Fluids play a key role in weakening rocks, controlling crustal deformation from early fracture development to mature strain localization, fault nucleation and propagation through cumulative slip. In particular, at the brittle-ductile transition zone crustal deformation and fluid flow are mutually interconnected by repeating cycles of transient frictional and viscous deformation. Uncertainties remain, however, on the details of the micromechanical and chemical influence of fluids in facilitating strain localization processes.

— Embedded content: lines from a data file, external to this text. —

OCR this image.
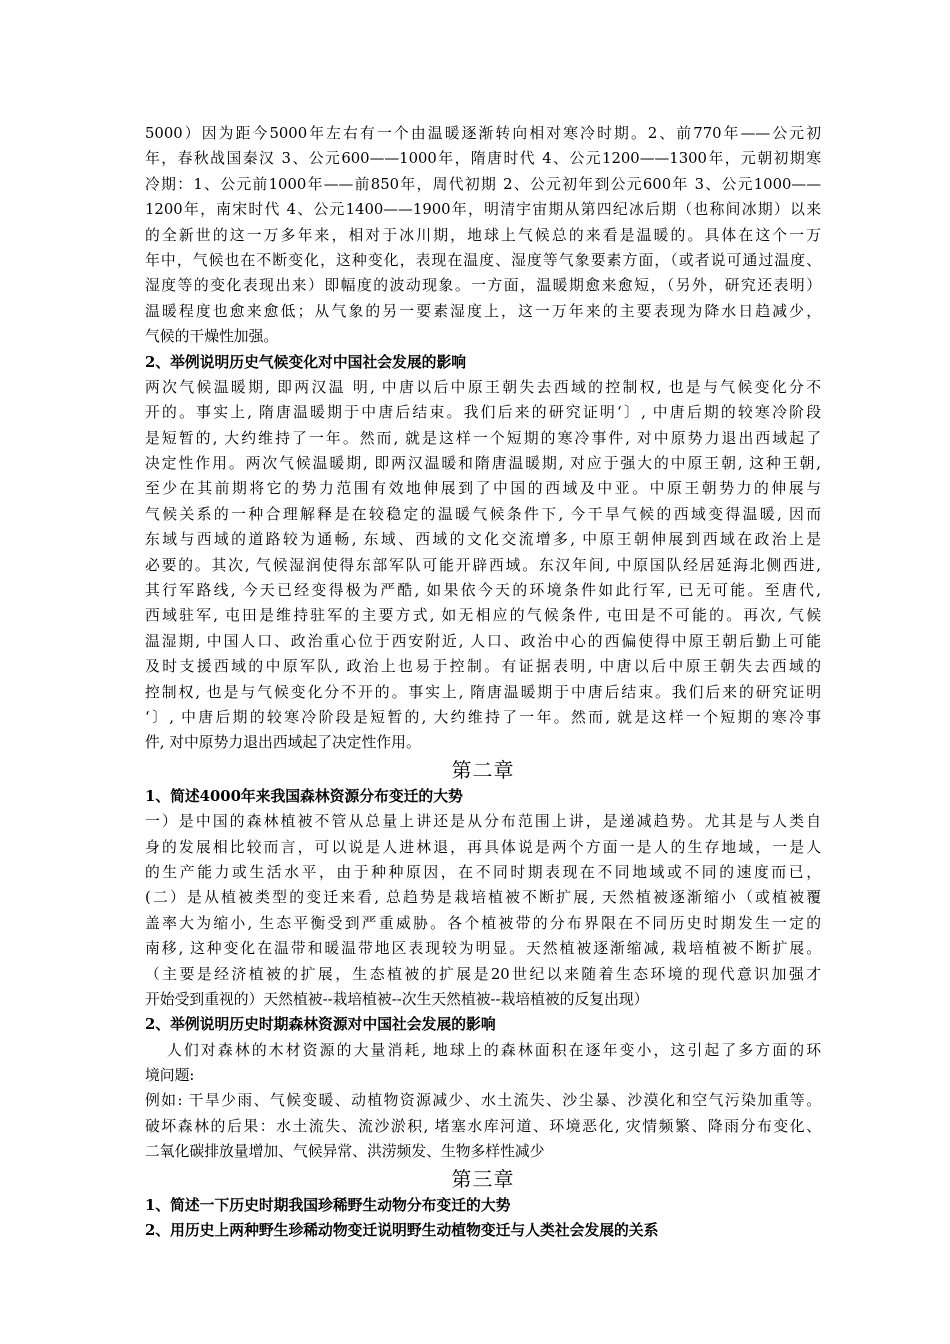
5000）因为距今5000年左右有一个由温暖逐渐转向相对寒冷时期。2、前770年——公元初
年，春秋战国秦汉 3、公元600——1000年，隋唐时代 4、公元1200——1300年，元朝初期寒
冷期：1、公元前1000年——前850年，周代初期 2、公元初年到公元600年 3、公元1000——
1200年，南宋时代 4、公元1400——1900年，明清宇宙期从第四纪冰后期（也称间冰期）以来
的全新世的这一万多年来，相对于冰川期，地球上气候总的来看是温暖的。具体在这个一万
年中，气候也在不断变化，这种变化，表现在温度、湿度等气象要素方面，（或者说可通过温度、
湿度等的变化表现出来）即幅度的波动现象。一方面，温暖期愈来愈短，（另外，研究还表明）
温暖程度也愈来愈低；从气象的另一要素湿度上，这一万年来的主要表现为降水日趋减少，
气候的干燥性加强。
2、举例说明历史气候变化对中国社会发展的影响
两次气候温暖期, 即两汉温 明, 中唐以后中原王朝失去西域的控制权, 也是与气候变化分不
开的。事实上, 隋唐温暖期于中唐后结束。我们后来的研究证明‘〕, 中唐后期的较寒冷阶段
是短暂的, 大约维持了一年。然而, 就是这样一个短期的寒冷事件, 对中原势力退出西域起了
决定性作用。两次气候温暖期, 即两汉温暖和隋唐温暖期, 对应于强大的中原王朝, 这种王朝,
至少在其前期将它的势力范围有效地伸展到了中国的西域及中亚。中原王朝势力的伸展与
气候关系的一种合理解释是在较稳定的温暖气候条件下, 今干旱气候的西域变得温暖, 因而
东域与西域的道路较为通畅, 东域、西域的文化交流增多, 中原王朝伸展到西域在政治上是
必要的。其次, 气候湿润使得东部军队可能开辟西域。东汉年间, 中原国队经居延海北侧西进,
其行军路线, 今天已经变得极为严酷, 如果依今天的环境条件如此行军, 已无可能。至唐代,
西域驻军, 屯田是维持驻军的主要方式, 如无相应的气候条件, 屯田是不可能的。再次, 气候
温湿期, 中国人口、政治重心位于西安附近, 人口、政治中心的西偏使得中原王朝后勤上可能
及时支援西域的中原军队, 政治上也易于控制。有证据表明, 中唐以后中原王朝失去西域的
控制权, 也是与气候变化分不开的。事实上, 隋唐温暖期于中唐后结束。我们后来的研究证明
‘〕, 中唐后期的较寒冷阶段是短暂的, 大约维持了一年。然而, 就是这样一个短期的寒冷事
件, 对中原势力退出西域起了决定性作用。
第二章
1、简述4000年来我国森林资源分布变迁的大势
一）是中国的森林植被不管从总量上讲还是从分布范围上讲，是递减趋势。尤其是与人类自
身的发展相比较而言，可以说是人进林退，再具体说是两个方面一是人的生存地域，一是人
的生产能力或生活水平，由于种种原因，在不同时期表现在不同地域或不同的速度而已，
(二）是从植被类型的变迁来看, 总趋势是栽培植被不断扩展, 天然植被逐渐缩小（或植被覆
盖率大为缩小, 生态平衡受到严重威胁。各个植被带的分布界限在不同历史时期发生一定的
南移, 这种变化在温带和暖温带地区表现较为明显。天然植被逐渐缩减, 栽培植被不断扩展。
（主要是经济植被的扩展，生态植被的扩展是20世纪以来随着生态环境的现代意识加强才
开始受到重视的）天然植被--栽培植被--次生天然植被--栽培植被的反复出现）
2、举例说明历史时期森林资源对中国社会发展的影响
人们对森林的木材资源的大量消耗, 地球上的森林面积在逐年变小，这引起了多方面的环
境问题:
例如: 干旱少雨、气候变暖、动植物资源减少、水土流失、沙尘暴、沙漠化和空气污染加重等。
破坏森林的后果：水土流失、流沙淤积, 堵塞水库河道、环境恶化, 灾情频繁、降雨分布变化、
二氧化碳排放量增加、气候异常、洪涝频发、生物多样性减少
第三章
1、简述一下历史时期我国珍稀野生动物分布变迁的大势
2、用历史上两种野生珍稀动物变迁说明野生动植物变迁与人类社会发展的关系
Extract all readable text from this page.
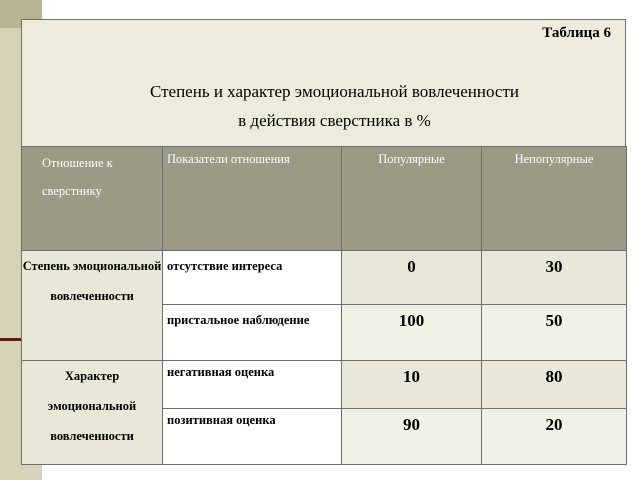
Таблица 6
Степень и характер эмоциональной вовлеченности
в действия сверстника в %
Отношение к сверстнику	Показатели отношения	Популярные	Непопулярные
Степень эмоциональной вовлеченности	отсутствие интереса	0	30
	пристальное наблюдение	100	50
Характер эмоциональной вовлеченности	негативная оценка	10	80
	позитивная оценка	90	20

N-S to NW-SE sub-vertical brittle-ductile faults cut across the Paleoproterozoic migmatitic basement of southwestern Finland on the island of Olkiluoto, where the Finnish authorities plan the construction of a deep repository for high-grade nuclear waste. The faults are characterized by a brittle–ductile to fully brittle deformation style resulting from transient fluid pressurization. We investigated a representative fault by combining field and microstructural observations with fluid inclusion and mineral chemistry analysis on synkinematic and authigenic minerals in order to reconstruct the temporal variations of pressure, temperature, composition and salinity of the synkinematic fluids that controlled strain localization. Combined laser ablation inductively coupled plasma time-of-flight mass spectrometry (LA-ICP-TOFMS) and electron back-scattered diffraction analysis (EBSD) were also applied on authigenic sulphides to gain insights into their role upon strain accommodation and deformation-induced elemental transport and distribution at the microscopic scale.

Initial embrittlement of the Olkiluoto basement occurred under a first event of fluid overpressure conditions (> 210 MPa) with formation of a diffuse network of joints and/or hybrid–shear fractures in a volume that corresponds to the fault damage zone. Subsequent deformation was caused by repeated hydrofracturing induced by fluid pressure up to 210 MPa. Brittle ruptures affected a system that was otherwise under overall ductile conditions, as demonstrated by mutually overprinting veining, cataclasis and plastic deformation.

Later exhumation and cooling of the fault system to fully brittle conditions was aided by reactivation triggered by a distinct fluid ingress at lower pressure (140-180 MPa) and temperature (≤ 300° C). Deformation was accommodated at that stage by the interplay of brittle fracturing and low-temperature crystal-plastic in sulphides. Strain and fluid flow created high diffusivity pathways within the pyrite crystal lattices contributing to- and enhancing the net transport of a significant range of heavy elements (e.g. Co, Ni, Cu, Sn, Ag, As, Sb, Pb). These data indicate that the studied fault zone acted as a chemically open system and fault valve.